Audrey Horne
Audrey Horne, Malrun - Live im Treibsand, Lübeck
Konzertbericht
Letztes Jahr fanden AUDREY HORNE lediglich drei Mal den Weg auf deutsche Bühnen, dieses Jahr steigern sie sich um mehr als hundert Prozent: Lübeck ist am 15.04. der fünfte von sieben Stopps in hiesigen Landen, den die Norweger im Zuge ihrer Tour mit den Dänen MALRUN als Support absolvieren. Ort des Geschehens ist das „Treibsand“, eine kleines uriges Vereinsheim nicht fern der Trave, das aussen eher nach abgehalfterter Punkerkaschemme aussieht, innen aber den urigen Charme einer Seemansspelunke ausstrahlt. Um Punkt 22 Uhr heisst es Bühne frei für MALRUN…
…die sich jedoch über die ersten 15 Minuten ihres Auftritts mit einer merkwürdigen Situation herumschlagen müssen. Man male sich folgendes Bild im Kopf: etwa vier Meter vor der Bühne stehen auf jeder Seite zwei tragende Säulen, der natürliche Aktionsraumraum für den körperbetont engagierten Konzertgänger ist also bereits optisch abgesteckt. Das Problem: niemand aus der mit 70 Köpfen ohnehin schon spärlich bemessenen Menge setzt auch nur einen Fuß hinter die Markierung. Stell dir vor, es ist Moshpit und keiner geht hin. MALRUN agieren mit ihrem modernen, leicht progressiv beflissenen Metal aber nur so lange etwas hilflos auf der für solch einen kleinen Club recht üppig dimensionierten Bühne, bis Sänger Jacob Løbner’s Bettelei endlich Gehör findet und sich eine Handvoll Köpfe entschließt, das Vakuum zwischen Band und Besucher langsam zu schließen. Keineswegs ist die lange Anlaufphase einer schlechten Qualität des Quintetts geschuldet: die Instrumentenfraktion gibt sich punktgenau auf die letzte Note, der Mischer zaubert der Vorband einen glasklaren Sound und die teils vielschichtigen Songs zeugen von kompositorischer Finesse. Einzig Løbner’s Organ will nicht so recht zum Gesamtsound passen: die Growls verschwinden kraftlos im Hintergrund und sein Klargesang, so präzise er Ihn auch setzt, rückt MALRUN in eine viel zu poppige Ecke. Mit dem RAGE AGAINST THE MACHINE-Cover „Killing In The Name“ haben MALRUN zum Abschluss noch eine Überraschung im Gepäck und beweisen, dass ausser ILLDISPOSED und HATESPHERE noch einiges an Potential in Aarhus schlummert.
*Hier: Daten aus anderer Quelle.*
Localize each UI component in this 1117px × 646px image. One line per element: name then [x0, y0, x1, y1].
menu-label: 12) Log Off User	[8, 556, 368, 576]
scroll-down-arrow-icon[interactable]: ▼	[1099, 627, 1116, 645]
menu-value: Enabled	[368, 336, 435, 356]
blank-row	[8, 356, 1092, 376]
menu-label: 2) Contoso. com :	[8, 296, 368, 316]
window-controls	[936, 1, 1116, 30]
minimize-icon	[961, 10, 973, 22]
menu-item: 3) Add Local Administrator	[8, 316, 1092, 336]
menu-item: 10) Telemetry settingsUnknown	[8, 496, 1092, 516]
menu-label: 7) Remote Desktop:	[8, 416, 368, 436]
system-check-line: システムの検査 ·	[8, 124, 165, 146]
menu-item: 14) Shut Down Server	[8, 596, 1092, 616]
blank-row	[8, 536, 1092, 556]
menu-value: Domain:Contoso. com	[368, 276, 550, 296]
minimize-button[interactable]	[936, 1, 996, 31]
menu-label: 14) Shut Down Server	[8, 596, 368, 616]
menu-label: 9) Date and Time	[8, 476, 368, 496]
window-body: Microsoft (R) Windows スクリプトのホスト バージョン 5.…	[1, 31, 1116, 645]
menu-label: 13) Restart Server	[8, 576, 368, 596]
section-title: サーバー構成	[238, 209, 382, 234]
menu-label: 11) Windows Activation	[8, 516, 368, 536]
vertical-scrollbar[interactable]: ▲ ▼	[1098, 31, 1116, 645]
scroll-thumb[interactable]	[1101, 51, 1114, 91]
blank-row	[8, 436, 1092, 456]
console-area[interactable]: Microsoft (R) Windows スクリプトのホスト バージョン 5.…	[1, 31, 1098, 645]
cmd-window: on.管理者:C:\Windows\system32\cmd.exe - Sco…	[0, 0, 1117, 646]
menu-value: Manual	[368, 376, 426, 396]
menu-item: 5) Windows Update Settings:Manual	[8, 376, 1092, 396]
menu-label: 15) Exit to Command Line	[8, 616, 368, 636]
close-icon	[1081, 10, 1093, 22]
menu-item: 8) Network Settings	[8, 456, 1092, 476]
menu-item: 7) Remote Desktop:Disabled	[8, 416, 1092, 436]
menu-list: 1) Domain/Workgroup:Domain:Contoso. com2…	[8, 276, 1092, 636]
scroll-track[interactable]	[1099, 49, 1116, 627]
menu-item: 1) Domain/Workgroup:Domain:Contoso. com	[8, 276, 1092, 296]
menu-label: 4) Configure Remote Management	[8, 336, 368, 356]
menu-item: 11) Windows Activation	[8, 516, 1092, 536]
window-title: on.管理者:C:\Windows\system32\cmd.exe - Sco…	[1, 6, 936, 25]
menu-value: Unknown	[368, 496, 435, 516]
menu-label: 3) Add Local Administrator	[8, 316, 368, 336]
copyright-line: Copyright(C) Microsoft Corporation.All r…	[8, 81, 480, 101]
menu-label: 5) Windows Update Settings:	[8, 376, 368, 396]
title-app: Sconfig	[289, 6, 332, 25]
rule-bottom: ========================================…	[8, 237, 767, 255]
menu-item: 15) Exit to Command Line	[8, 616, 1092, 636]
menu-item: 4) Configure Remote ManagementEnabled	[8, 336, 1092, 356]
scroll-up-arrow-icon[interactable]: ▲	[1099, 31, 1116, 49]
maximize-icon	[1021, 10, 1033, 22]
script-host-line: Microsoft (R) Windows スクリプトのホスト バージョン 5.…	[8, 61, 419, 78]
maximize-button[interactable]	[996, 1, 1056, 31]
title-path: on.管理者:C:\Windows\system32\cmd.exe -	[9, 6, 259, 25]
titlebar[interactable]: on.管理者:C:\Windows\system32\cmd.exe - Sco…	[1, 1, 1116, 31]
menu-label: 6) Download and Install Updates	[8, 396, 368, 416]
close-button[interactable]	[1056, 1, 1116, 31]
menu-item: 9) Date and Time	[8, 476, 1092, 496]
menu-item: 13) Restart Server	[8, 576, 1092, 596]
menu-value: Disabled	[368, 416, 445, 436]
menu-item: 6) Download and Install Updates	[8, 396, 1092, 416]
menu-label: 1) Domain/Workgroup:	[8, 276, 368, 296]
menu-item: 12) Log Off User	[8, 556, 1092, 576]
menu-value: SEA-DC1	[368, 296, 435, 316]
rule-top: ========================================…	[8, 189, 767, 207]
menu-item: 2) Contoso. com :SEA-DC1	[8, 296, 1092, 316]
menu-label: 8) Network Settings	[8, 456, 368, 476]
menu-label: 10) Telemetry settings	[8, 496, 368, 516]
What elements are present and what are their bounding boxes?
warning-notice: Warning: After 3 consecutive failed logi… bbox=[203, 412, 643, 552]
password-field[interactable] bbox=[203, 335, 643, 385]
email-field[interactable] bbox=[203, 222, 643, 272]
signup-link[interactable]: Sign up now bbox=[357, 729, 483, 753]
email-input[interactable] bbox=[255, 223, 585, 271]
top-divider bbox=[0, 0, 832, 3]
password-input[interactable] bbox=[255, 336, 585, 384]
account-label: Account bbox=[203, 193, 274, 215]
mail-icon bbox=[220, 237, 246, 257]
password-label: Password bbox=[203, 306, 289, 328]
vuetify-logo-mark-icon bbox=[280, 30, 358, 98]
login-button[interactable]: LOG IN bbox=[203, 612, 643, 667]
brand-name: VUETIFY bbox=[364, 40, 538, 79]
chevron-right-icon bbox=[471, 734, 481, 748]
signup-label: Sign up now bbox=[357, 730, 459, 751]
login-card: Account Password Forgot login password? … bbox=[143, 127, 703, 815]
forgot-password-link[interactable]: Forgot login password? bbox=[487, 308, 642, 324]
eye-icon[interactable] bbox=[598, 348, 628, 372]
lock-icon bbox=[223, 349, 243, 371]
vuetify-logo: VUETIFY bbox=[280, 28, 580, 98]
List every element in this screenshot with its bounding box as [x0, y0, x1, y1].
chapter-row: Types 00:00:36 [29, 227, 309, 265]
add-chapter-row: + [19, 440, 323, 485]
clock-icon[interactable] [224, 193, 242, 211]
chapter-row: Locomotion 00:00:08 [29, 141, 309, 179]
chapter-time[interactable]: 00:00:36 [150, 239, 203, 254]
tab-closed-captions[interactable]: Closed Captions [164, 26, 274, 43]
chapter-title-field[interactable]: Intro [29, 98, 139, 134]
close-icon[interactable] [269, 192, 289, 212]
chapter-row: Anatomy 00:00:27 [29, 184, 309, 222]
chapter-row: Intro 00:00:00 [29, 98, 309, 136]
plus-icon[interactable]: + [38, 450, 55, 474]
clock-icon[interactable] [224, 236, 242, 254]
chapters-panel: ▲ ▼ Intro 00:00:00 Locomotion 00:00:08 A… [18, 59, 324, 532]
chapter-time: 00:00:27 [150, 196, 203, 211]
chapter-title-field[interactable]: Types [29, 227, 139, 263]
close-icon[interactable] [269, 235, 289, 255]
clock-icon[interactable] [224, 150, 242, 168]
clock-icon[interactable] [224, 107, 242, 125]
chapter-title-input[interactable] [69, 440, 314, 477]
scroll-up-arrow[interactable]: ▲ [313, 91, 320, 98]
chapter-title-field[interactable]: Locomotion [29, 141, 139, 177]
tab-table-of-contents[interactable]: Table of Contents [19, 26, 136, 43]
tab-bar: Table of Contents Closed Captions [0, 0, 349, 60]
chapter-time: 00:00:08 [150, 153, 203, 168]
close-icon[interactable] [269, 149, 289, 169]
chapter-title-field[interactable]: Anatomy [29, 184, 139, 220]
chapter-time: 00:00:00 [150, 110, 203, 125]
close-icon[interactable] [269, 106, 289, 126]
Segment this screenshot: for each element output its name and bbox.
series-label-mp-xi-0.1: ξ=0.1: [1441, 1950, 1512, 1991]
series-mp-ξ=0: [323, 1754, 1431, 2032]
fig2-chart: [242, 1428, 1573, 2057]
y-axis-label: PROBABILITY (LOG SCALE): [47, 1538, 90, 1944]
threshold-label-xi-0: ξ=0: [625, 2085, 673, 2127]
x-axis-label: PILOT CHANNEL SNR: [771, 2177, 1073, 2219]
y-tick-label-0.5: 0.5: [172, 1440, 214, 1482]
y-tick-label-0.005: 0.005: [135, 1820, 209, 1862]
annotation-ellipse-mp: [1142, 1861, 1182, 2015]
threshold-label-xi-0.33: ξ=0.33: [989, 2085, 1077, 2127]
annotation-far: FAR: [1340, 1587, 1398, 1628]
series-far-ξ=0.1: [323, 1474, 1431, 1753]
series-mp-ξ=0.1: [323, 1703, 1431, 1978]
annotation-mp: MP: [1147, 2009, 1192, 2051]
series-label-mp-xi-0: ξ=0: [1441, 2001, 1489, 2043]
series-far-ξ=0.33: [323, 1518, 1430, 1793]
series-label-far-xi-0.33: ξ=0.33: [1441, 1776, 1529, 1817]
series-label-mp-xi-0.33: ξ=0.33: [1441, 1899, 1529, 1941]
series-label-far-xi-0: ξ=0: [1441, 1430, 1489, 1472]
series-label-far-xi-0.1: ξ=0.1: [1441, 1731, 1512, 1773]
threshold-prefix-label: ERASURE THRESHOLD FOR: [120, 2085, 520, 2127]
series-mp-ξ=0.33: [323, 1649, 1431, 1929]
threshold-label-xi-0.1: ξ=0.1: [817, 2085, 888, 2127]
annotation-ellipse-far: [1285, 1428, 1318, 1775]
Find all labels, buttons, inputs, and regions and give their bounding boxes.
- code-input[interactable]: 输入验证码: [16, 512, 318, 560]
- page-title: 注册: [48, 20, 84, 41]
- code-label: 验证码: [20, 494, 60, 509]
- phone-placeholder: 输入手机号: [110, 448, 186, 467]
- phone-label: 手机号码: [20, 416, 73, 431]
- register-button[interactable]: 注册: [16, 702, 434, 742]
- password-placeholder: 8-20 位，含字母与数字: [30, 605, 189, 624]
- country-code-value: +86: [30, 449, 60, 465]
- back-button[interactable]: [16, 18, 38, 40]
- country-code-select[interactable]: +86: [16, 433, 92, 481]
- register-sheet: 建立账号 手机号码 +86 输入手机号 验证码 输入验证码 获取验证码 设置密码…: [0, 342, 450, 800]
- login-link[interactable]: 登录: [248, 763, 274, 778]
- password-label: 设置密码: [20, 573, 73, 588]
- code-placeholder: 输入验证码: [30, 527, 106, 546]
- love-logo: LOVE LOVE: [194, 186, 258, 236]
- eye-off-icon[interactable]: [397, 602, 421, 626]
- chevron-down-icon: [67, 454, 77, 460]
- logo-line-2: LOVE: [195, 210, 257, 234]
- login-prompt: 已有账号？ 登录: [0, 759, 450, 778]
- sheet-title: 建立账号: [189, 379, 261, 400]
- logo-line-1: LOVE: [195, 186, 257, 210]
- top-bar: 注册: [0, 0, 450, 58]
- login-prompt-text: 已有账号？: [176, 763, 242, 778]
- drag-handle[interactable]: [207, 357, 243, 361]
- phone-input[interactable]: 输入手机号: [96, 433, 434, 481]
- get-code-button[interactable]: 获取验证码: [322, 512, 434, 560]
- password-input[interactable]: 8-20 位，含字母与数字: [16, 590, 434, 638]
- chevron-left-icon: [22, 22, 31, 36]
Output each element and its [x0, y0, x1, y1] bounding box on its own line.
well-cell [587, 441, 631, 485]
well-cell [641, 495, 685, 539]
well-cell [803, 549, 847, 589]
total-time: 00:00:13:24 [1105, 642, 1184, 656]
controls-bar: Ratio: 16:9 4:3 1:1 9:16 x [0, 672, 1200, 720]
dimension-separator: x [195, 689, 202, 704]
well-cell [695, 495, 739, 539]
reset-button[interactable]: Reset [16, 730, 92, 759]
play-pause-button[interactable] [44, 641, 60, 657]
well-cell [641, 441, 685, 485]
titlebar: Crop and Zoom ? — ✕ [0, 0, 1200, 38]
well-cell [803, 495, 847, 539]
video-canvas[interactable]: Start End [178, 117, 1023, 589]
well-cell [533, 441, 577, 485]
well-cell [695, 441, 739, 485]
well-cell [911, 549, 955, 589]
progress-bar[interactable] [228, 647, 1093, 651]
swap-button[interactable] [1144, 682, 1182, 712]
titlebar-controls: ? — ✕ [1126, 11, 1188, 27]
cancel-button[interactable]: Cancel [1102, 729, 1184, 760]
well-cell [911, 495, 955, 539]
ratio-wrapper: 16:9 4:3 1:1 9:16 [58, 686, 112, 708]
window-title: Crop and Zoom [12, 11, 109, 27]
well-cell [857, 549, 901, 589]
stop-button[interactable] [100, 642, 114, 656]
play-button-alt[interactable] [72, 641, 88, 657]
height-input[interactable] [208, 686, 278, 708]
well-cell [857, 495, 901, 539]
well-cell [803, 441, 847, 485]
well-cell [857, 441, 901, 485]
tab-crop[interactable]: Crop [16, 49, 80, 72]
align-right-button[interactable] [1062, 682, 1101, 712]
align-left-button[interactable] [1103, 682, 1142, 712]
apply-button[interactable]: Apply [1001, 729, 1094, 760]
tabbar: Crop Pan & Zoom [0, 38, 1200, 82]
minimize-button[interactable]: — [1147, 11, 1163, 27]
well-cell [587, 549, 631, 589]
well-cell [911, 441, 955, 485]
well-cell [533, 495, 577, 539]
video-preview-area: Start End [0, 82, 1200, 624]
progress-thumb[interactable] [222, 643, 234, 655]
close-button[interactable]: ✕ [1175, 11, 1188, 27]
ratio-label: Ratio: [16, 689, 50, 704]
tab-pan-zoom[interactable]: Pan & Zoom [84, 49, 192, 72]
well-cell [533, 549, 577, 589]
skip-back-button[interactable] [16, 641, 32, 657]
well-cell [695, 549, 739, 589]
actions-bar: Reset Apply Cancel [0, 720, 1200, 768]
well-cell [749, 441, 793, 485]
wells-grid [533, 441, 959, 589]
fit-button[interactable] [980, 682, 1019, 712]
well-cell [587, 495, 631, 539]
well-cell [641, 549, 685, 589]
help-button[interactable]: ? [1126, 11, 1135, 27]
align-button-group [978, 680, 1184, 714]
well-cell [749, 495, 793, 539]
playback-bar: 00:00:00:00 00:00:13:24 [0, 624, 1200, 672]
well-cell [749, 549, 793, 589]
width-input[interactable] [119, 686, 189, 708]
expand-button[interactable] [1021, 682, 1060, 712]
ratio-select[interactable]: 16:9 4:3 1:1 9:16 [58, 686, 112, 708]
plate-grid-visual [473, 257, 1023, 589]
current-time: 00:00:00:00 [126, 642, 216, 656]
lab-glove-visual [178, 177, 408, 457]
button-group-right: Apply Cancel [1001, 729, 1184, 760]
Bei AUDREY HORNE sollte man meinen, dass der Headliner weitaus weniger Schwierigkeiten haben sollte, das Publikum von Anfang an für sich zu gewinnen. Doch weit gefehlt: von den ursprünglich Anwesenden haben es noch etwa 50 in den Saal geschafft, als die Norweger nach dem Intro „These Vultures“ mit „Charon, dem Opener ihres aktuellen, selbstbetitelten Albums, loslegen. Und auch die müssen erst einmal überzeugt werden, die nordische Zurückhaltung abzulegen. Doch die routinierten und mit reichlich Bühnenerfahrung gesegneten (die Gitarristen Ice Dale und Thomas Tofthagen sind bei ENSLAVED respektive SAHG aktiv) AUDREY HORNE locken das Publikum schnell aus der Reserve, bereits beim dritten Song „Last Call“ fruchten die Aufforderungen des charismatischen Fronters Toschi nach mehr Mitgeh-Faktor. Während die Sechsaiter sich bei den Doppel-Leads den Schweiß aus der Seele posen, wird es Toschi auf der Bühne nur allzu schnell langweilig. Immer wieder verlässt er das Podest, um unter den Fans für mehr Stimmung zu sorgen und verweilt auch schon mal einen gesamten Song auf dem Boden der Tatsachen. Klar, dass soviel Einsatz Durst macht: sein Ruf nach Schnaps wird prompt von einem eifrigen Fan beantwortet – mit einem ganzen Tablett voller Kurzer für die gesamte Band. Dem unverhofften Getränkelieferdienst danken AUDREY HORNE mit einer energetischen Performance von „Circus“, „Pitchblack“, „Threshold“ sowie den Highlights „Sail Away“, scherhaft als Powerballde angekündigt, und „Firehose“. Bei all den hochlobenden Reviews der Rockpresse für die drei Alben AUDREY HORNEs verwundert es nur allzusehr, dass sie immer noch nicht den Weg auf größere Bühnen gefunden haben. Zeit wird’s.